Answer:
a)40 meters
b)2 m/s
c)2 m/s
d)0 m/s
e)45 degrees northeast
Step-by-step explanation:
a) The displacement from C to A is the distance directly across the river, which is 40 meters.
b) The speed of the boat as seen by people standing at A is the magnitude of the boat's velocity vector, which is equal to the displacement divided by the time taken:
Speed = displacement / time = 40 m / 20 s = 2 m/s.
c) Let v be the speed of the water in the river. The boat is moving at right angles to the flow of the river, so the water exerts a perpendicular force on the boat. The time taken for the boat to travel from A to C is 20 seconds, during which time the boat will have been carried downstream by the river by a distance equal to v times the time taken.

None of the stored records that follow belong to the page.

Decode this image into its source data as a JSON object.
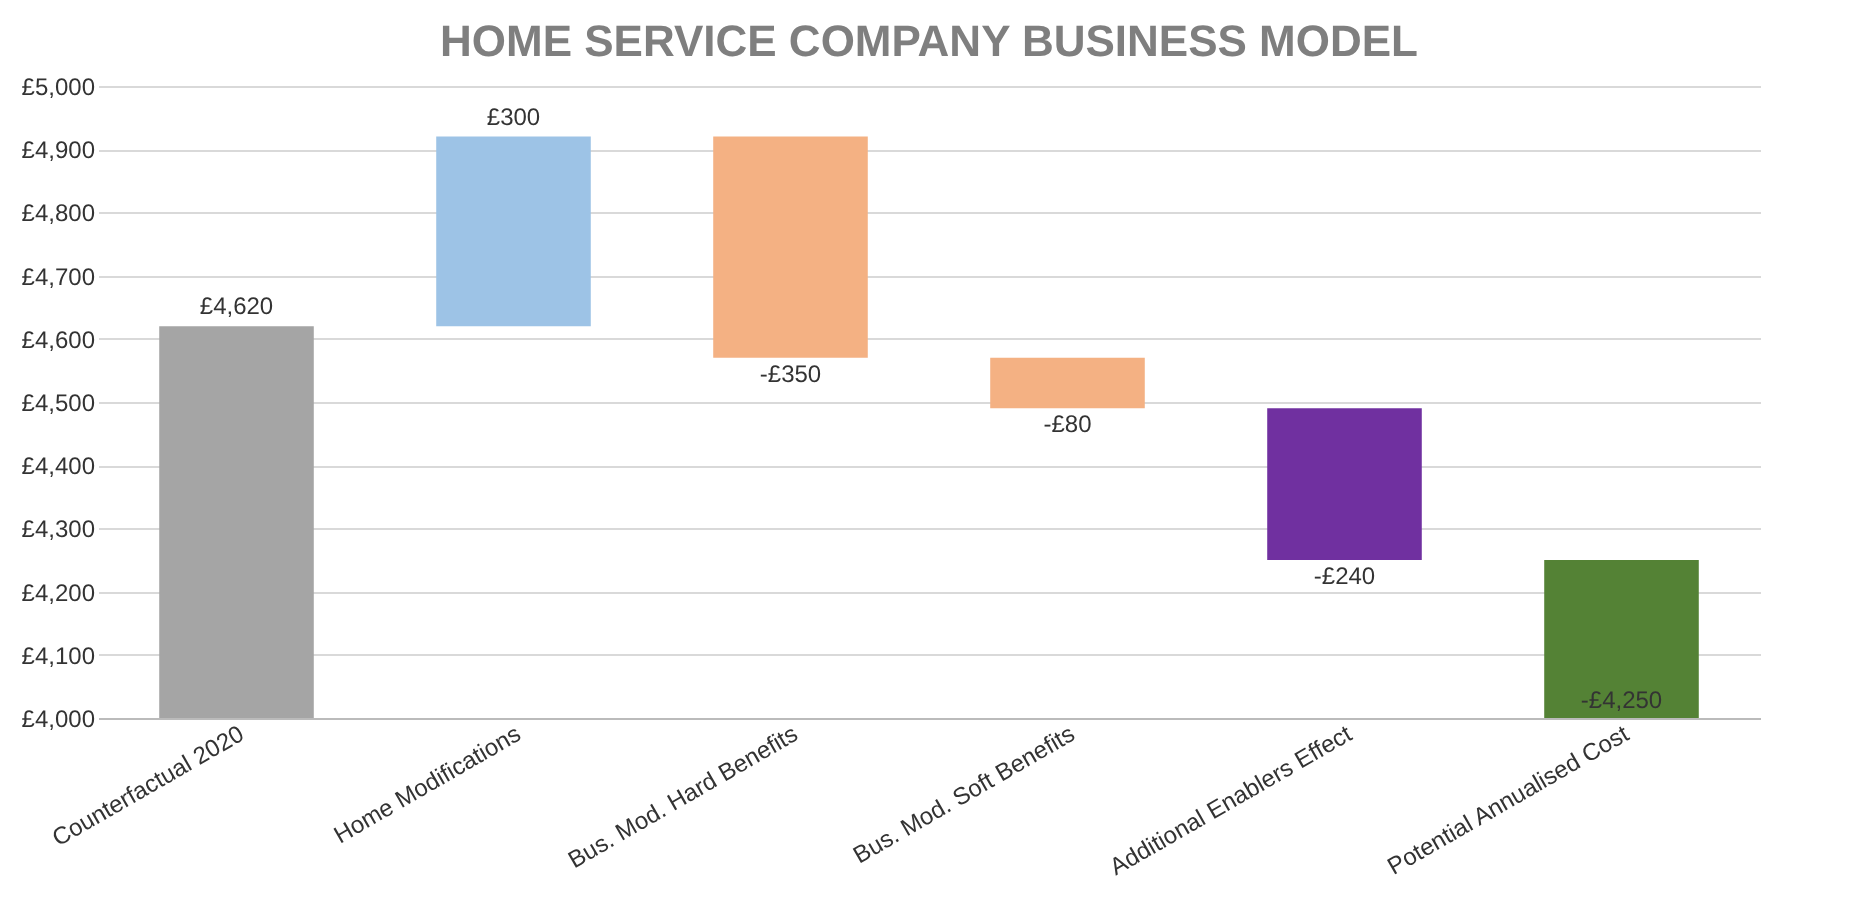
{
  "chart_data": {
    "type": "bar",
    "title": "HOME SERVICE COMPANY BUSINESS MODEL",
    "categories": [
      "Counterfactual 2020",
      "Home Modifications",
      "Bus. Mod. Hard Benefits",
      "Bus. Mod. Soft Benefits",
      "Additional Enablers Effect",
      "Potential Annualised Cost"
    ],
    "base": [
      4000,
      4620,
      4920,
      4570,
      4490,
      4000
    ],
    "values": [
      620,
      300,
      -350,
      -80,
      -240,
      250
    ],
    "value_labels": [
      "£4,620",
      "£300",
      "-£350",
      "-£80",
      "-£240",
      null
    ],
    "annotations": [
      {
        "text": "-£4,250",
        "x": "Potential Annualised Cost",
        "y": 4000
      }
    ],
    "colors": [
      "#a5a5a5",
      "#9dc3e6",
      "#f4b183",
      "#f4b183",
      "#7030a0",
      "#548235"
    ],
    "ylim": [
      4000,
      5000
    ],
    "yticks": [
      {
        "value": 4000,
        "label": "£4,000"
      },
      {
        "value": 4100,
        "label": "£4,100"
      },
      {
        "value": 4200,
        "label": "£4,200"
      },
      {
        "value": 4300,
        "label": "£4,300"
      },
      {
        "value": 4400,
        "label": "£4,400"
      },
      {
        "value": 4500,
        "label": "£4,500"
      },
      {
        "value": 4600,
        "label": "£4,600"
      },
      {
        "value": 4700,
        "label": "£4,700"
      },
      {
        "value": 4800,
        "label": "£4,800"
      },
      {
        "value": 4900,
        "label": "£4,900"
      },
      {
        "value": 5000,
        "label": "£5,000"
      }
    ],
    "grid": true,
    "legend": false
  }
}
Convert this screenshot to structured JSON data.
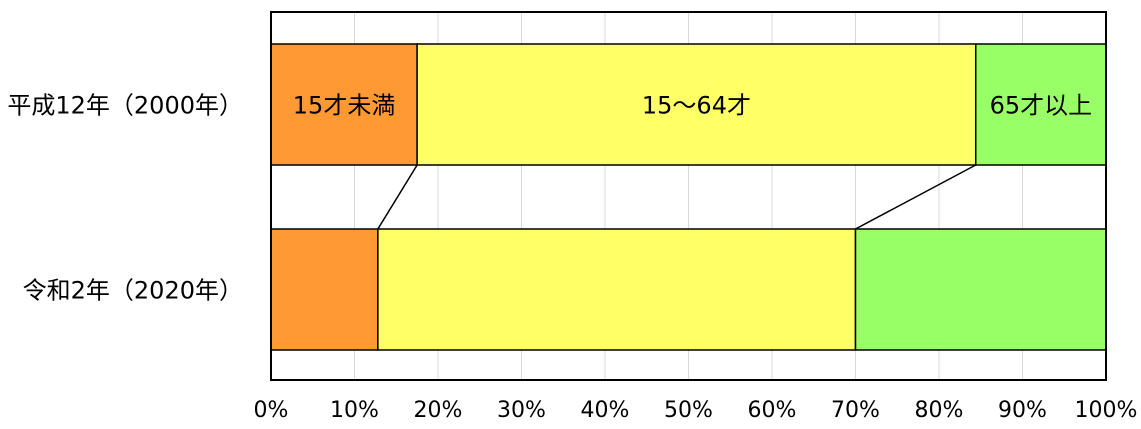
{
  "chart_data": {
    "type": "bar",
    "orientation": "horizontal",
    "stacked": "percent",
    "categories": [
      "平成12年（2000年）",
      "令和2年（2020年）"
    ],
    "series": [
      {
        "name": "15才未満",
        "values": [
          17.5,
          12.8
        ],
        "color": "#FF9933"
      },
      {
        "name": "15～64才",
        "values": [
          66.9,
          57.2
        ],
        "color": "#FFFF66"
      },
      {
        "name": "65才以上",
        "values": [
          15.6,
          30.0
        ],
        "color": "#99FF66"
      }
    ],
    "segment_labels_shown_for_category": 0,
    "series_lines": true,
    "xlim": [
      0,
      100
    ],
    "xticks": [
      "0%",
      "10%",
      "20%",
      "30%",
      "40%",
      "50%",
      "60%",
      "70%",
      "80%",
      "90%",
      "100%"
    ],
    "grid": {
      "vertical": true,
      "color": "#d9d9d9"
    },
    "legend": "none",
    "title": "",
    "xlabel": "",
    "ylabel": ""
  }
}
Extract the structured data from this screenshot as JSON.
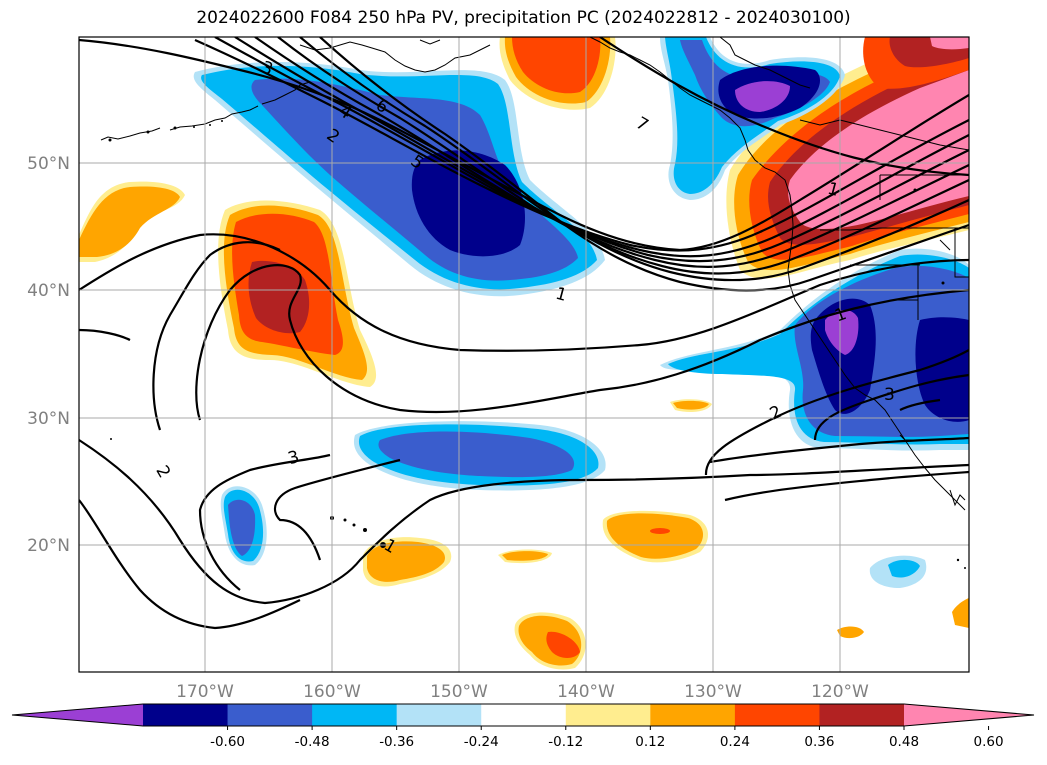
{
  "title": "2024022600 F084 250 hPa PV, precipitation PC (2024022812 - 2024030100)",
  "lat_labels": [
    {
      "value": 50,
      "text": "50°N"
    },
    {
      "value": 40,
      "text": "40°N"
    },
    {
      "value": 30,
      "text": "30°N"
    },
    {
      "value": 20,
      "text": "20°N"
    }
  ],
  "lon_labels": [
    {
      "value": -170,
      "text": "170°W"
    },
    {
      "value": -160,
      "text": "160°W"
    },
    {
      "value": -150,
      "text": "150°W"
    },
    {
      "value": -140,
      "text": "140°W"
    },
    {
      "value": -130,
      "text": "130°W"
    },
    {
      "value": -120,
      "text": "120°W"
    }
  ],
  "contour_labels": [
    "3",
    "4",
    "2",
    "6",
    "5",
    "7",
    "1",
    "1",
    "3",
    "2",
    "2",
    "3",
    "1",
    "1"
  ],
  "colorbar": {
    "colors": [
      "#9b3fd4",
      "#00008b",
      "#3a5dcd",
      "#00b7f5",
      "#b3e2f7",
      "#ffffff",
      "#ffed8f",
      "#ffa500",
      "#ff4500",
      "#b22222",
      "#ff85b0"
    ],
    "ticks": [
      "-0.60",
      "-0.48",
      "-0.36",
      "-0.24",
      "-0.12",
      "0.12",
      "0.24",
      "0.36",
      "0.48",
      "0.60"
    ]
  }
}
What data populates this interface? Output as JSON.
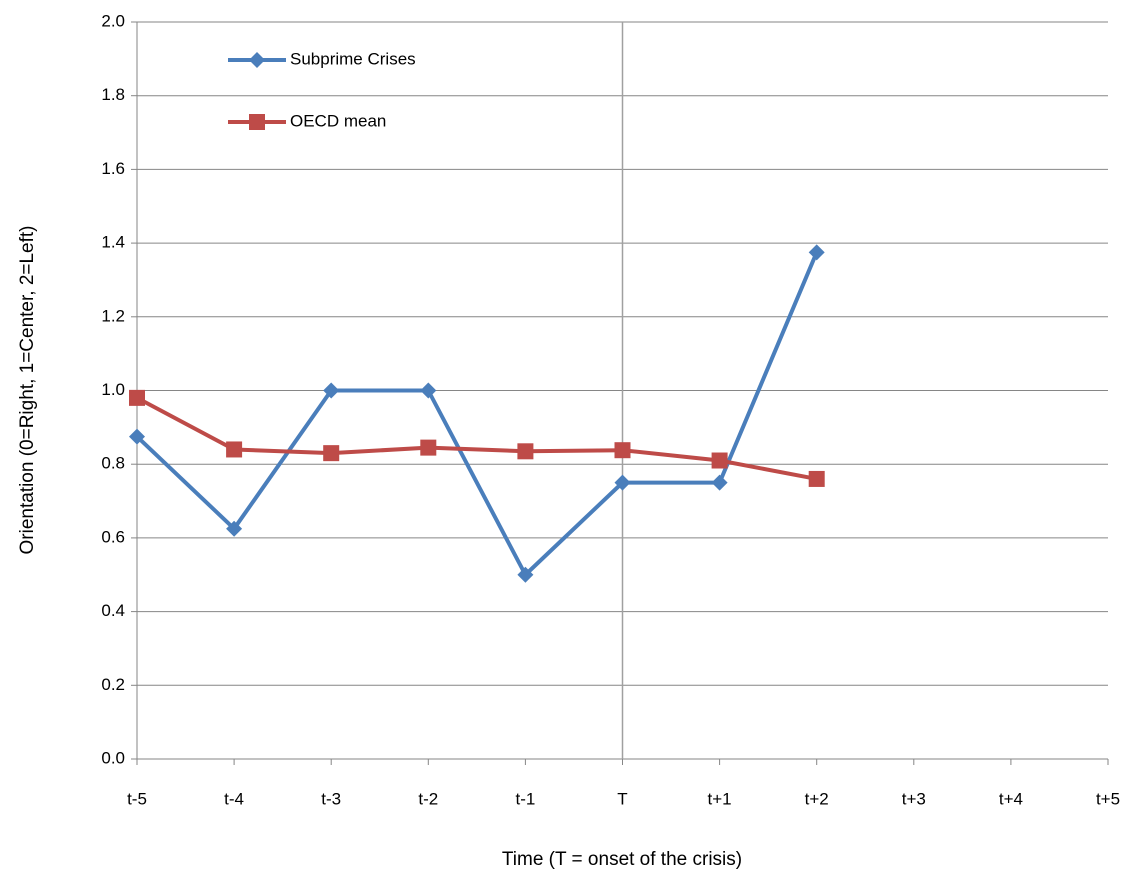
{
  "chart_data": {
    "type": "line",
    "x_label": "Time (T = onset of the crisis)",
    "y_label": "Orientation (0=Right, 1=Center, 2=Left)",
    "categories": [
      "t-5",
      "t-4",
      "t-3",
      "t-2",
      "t-1",
      "T",
      "t+1",
      "t+2",
      "t+3",
      "t+4",
      "t+5"
    ],
    "series": [
      {
        "name": "Subprime Crises",
        "color": "#4a7ebb",
        "marker": "diamond",
        "values": [
          0.875,
          0.625,
          1.0,
          1.0,
          0.5,
          0.75,
          0.75,
          1.375,
          null,
          null,
          null
        ]
      },
      {
        "name": "OECD mean",
        "color": "#be4b48",
        "marker": "square",
        "values": [
          0.98,
          0.84,
          0.83,
          0.845,
          0.835,
          0.838,
          0.81,
          0.76,
          null,
          null,
          null
        ]
      }
    ],
    "ylim": [
      0,
      2
    ],
    "yticks": [
      {
        "value": 0,
        "label": "0.0"
      },
      0.2,
      0.4,
      0.6,
      0.8,
      {
        "value": 1,
        "label": "1.0"
      },
      1.2,
      1.4,
      1.6,
      1.8,
      {
        "value": 2,
        "label": "2.0"
      }
    ],
    "grid": true,
    "reference_line_category": "T",
    "legend": "top-left"
  }
}
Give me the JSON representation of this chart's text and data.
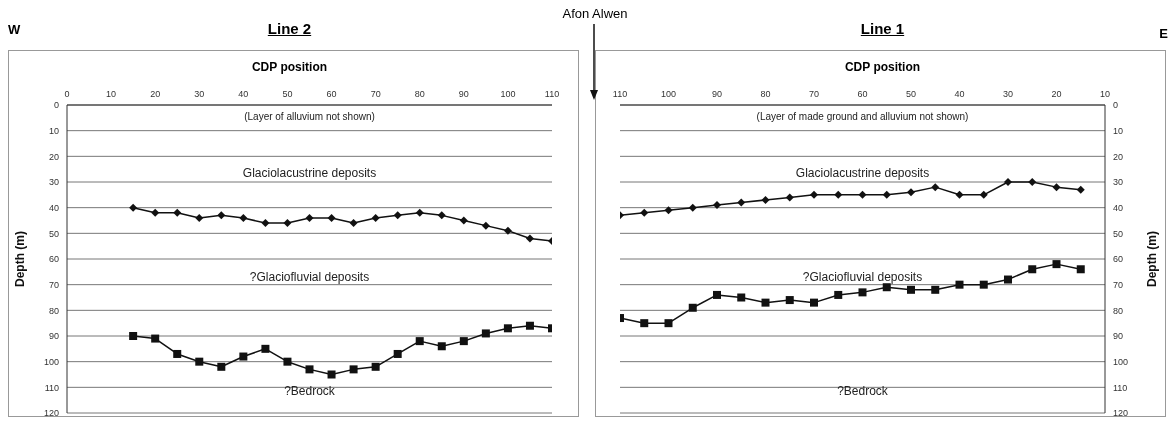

Distance carried downstream = v × time = v × 20 m.
Since the boat landed at C, which is directly across the river from A, the distance it traveled horizontally is 40 meters. Therefore:
40 m = (boat speed) × (time taken) = (boat speed) × 20 s.
Hence, the speed of the boat is:
Boat speed = 40 m / 20 s = 2 m/s.
So, we have two equations:
Distance carried downstream = v × 20 m
Boat speed = 2 m/s
From the first equation, we get:
v × 20 m = 40 m
Therefore, the speed of the water in the river is:
v = 40 m / 20 m = 2 m/s.
d) The speed of the boat as seen by a fish drifting with the river is the difference between the speed of the boat and the speed of the water in the river:
Boat speed - Water speed = 2 m/s - 2 m/s = 0 m/s.
So, the speed of the boat as seen by a fish drifting with the river is zero.
e) The boat should head in a direction that makes its velocity vector point directly from A to B. Since A and B are directly opposite each other, this means the velocity vector should be perpendicular to the line connecting A and B.
We know the boat's velocity vector has a magnitude of 2 m/s and is at right angles to the velocity vector of the water in the river, which has a magnitude of 2 m/s. So, we can draw a vector diagram with the velocity vector of the boat pointing straight up and the velocity vector of the water pointing straight to the right. The vector connecting the tail of the water velocity vector to the head of the boat velocity vector will then point directly from A to B.
The angle between the boat's velocity vector and the line connecting A and B can be found using trigonometry. Let θ be this angle. Then:
tan(θ) = (boat speed) / (water speed) = 2 m/s / 2 m/s = 1.
Taking the inverse tangent of both sides gives:
θ = tan^(-1)(1) = 45°.
So, the boat should head in a direction 45 degrees to the right of straight up, or northeast.